06 June 2011


3 June
As evidenced by my personal journal, the one thing that I can't stop thinking about is food. I recently tipped some balance so that instead of usually feeling hungry I am now usually not hungry. I suppose there are a lot
 of reasons that I was already counting the hours to my next meal while still eating the last one, and I'm not quite sure how it happened that I stopped wanting to eat all the time, but I hope this new digestive norm will be better for my health.

However, that quandary is only part of the reason that food is on my mind. Amalah's cooking would give anyone sweet dreams (though sweet is the wrong word--Tibetans don't like sweet things), and the process she goes through to produce three meals every day has got me thinking a great deal about this life-sustaining activity, the key to survival anywhere around the world.

In Kipling's "Mandalay," the narrator pines for the spicy garlic smells of India, a single sensation that defines the nation quite well. "Rikki-tikki-tavi" is all about food--the mongoose eats the snake who eats the baby bird. The story is a drama of the food chain. All the trouble in A Passage to India happens because of a special picnic breakfast, one which Dr. Aziz plans meticulously so that no Hindu or Muslim or Christian will eat anything that does not please and satisfy them. The Poisonwood Bible dwells on food and its preparation for a huge portion of the text, since that is the Price's biggest challenge in the Congo.

Of course, I've always known that food doesn't grow on grocery store shelves, but as an American I take the extraordinary convenience of the supermarket and drive-thru window for granted. There is no such thing in McLeod.

Amalah makes everything from scratch. Last night we made momos, a traditional Tibetan food whose Lhasa shape is the same as "potstickers" from Costco. She made the dough, which we rolled out into small circles and filled with a potato-onion-parsley-masala mixture (note the Indian spices). Then we pinched up the edges into beautiful Lhasa-style momos. The process of rolling out noodle dough and filling the momos takes at least an hour with all four of us working quickly. Then Amalah steams the momos and we eat them with chilly and vinegar. They are sublime! And the deliciousness doesn't stop there--we make so many momos that we cannot eat them all, even with my host siblings back for summer break. So, the next morning, Amalah fries all the leftovers and we eat them will chilly vinegar and tsampa. Let me tell you--fried momos and chilly vinegar and tsampa are as good as it gets!
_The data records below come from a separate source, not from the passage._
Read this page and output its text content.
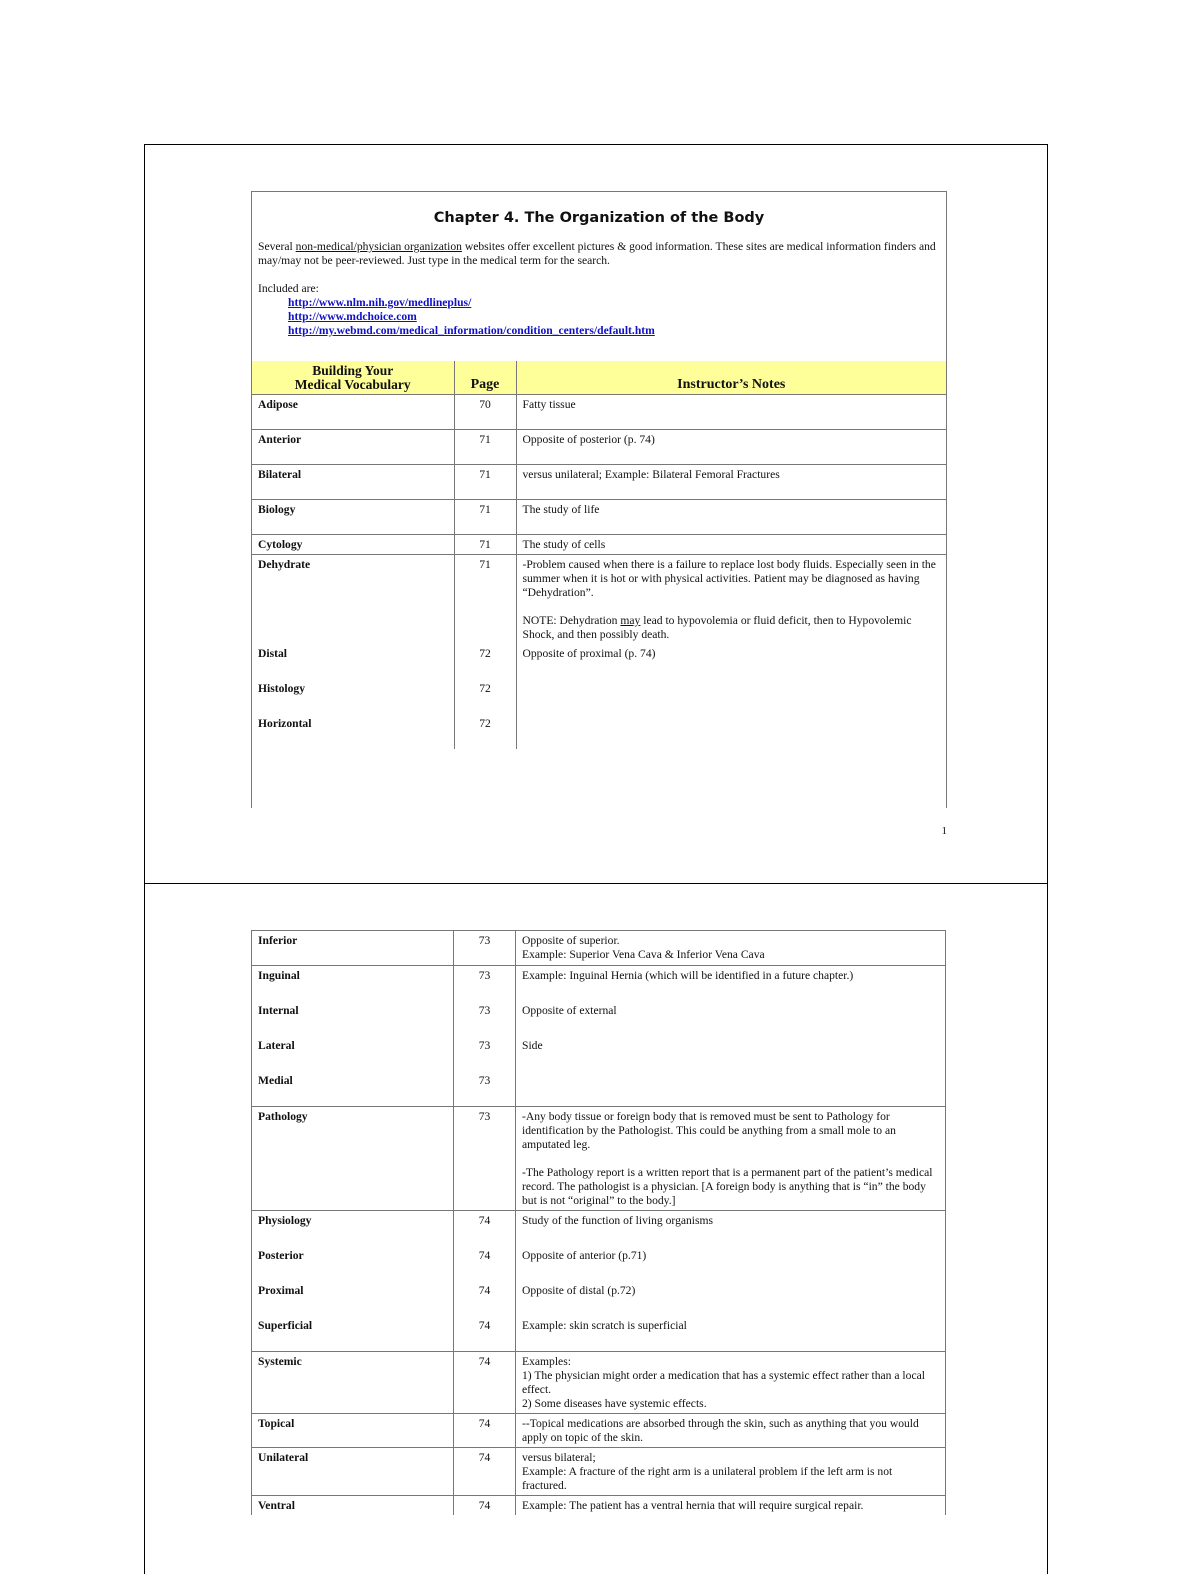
Chapter 4. The Organization of the Body
Several non-medical/physician organization websites offer excellent pictures & good information. These sites are medical information finders and may/may not be peer-reviewed. Just type in the medical term for the search.
Included are:
http://www.nlm.nih.gov/medlineplus/
http://www.mdchoice.com
http://my.webmd.com/medical_information/condition_centers/default.htm
Building Your
Medical Vocabulary	Page	Instructor’s Notes
Adipose	70	Fatty tissue
Anterior	71	Opposite of posterior (p. 74)
Bilateral	71	versus unilateral; Example: Bilateral Femoral Fractures
Biology	71	The study of life
Cytology	71	The study of cells
Dehydrate	71	-Problem caused when there is a failure to replace lost body fluids. Especially seen in the summer when it is hot or with physical activities. Patient may be diagnosed as having “Dehydration”.

NOTE: Dehydration may lead to hypovolemia or fluid deficit, then to Hypovolemic Shock, and then possibly death.

Distal	72	Opposite of proximal (p. 74)
Histology	72	
Horizontal	72	
1
Inferior	73	Opposite of superior.
Example: Superior Vena Cava & Inferior Vena Cava
Inguinal	73	Example: Inguinal Hernia (which will be identified in a future chapter.)
Internal	73	Opposite of external
Lateral	73	Side
Medial	73	
Pathology	73	-Any body tissue or foreign body that is removed must be sent to Pathology for identification by the Pathologist. This could be anything from a small mole to an amputated leg.

-The Pathology report is a written report that is a permanent part of the patient’s medical record. The pathologist is a physician. [A foreign body is anything that is “in” the body but is not “original” to the body.]

Physiology	74	Study of the function of living organisms
Posterior	74	Opposite of anterior (p.71)
Proximal	74	Opposite of distal (p.72)
Superficial	74	Example: skin scratch is superficial
Systemic	74	Examples:
1) The physician might order a medication that has a systemic effect rather than a local effect.
2) Some diseases have systemic effects.
Topical	74	--Topical medications are absorbed through the skin, such as anything that you would apply on topic of the skin.
Unilateral	74	versus bilateral;
Example: A fracture of the right arm is a unilateral problem if the left arm is not fractured.
Ventral	74	Example: The patient has a ventral hernia that will require surgical repair.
Tsampa is: barley flour, boiled water, and butter. It is not cooked but mixed. I love it a lot, but not as much as His Holiness the Dalai Lama who eats it at 3 a.m. every day when he wakes up. My host family tells me it's his favorite food, and indeed he mentions tsampa on the second page of his autobiography My Land and My People. In His Holiness's birthplace in Tibet, called Amdo, tsampa is a staple food, essential for proper nutrition.

Even here in McLeod, where you can buy mango cheesecake at Nick's or, at the market, a mango so divine that it will make you regret ever eating its stringy American cousin, it is hard to imagine a place so far removed from Wal-Mart as Amdo. There, tsampa is necessary for survival, not the occasional special breakfast it will be when I go home.

Food is the universal necessity, one major commonality among all cultures around the world. Thank goodness for Amalah--without her I'm sure I'd still be hungry. As one who is inordinately excited to get married so I can have someone to cook for, I believe learning and thinking about food in McLeod and Amdo will arm me with simple, nutritious, and delicious meals for my someday family.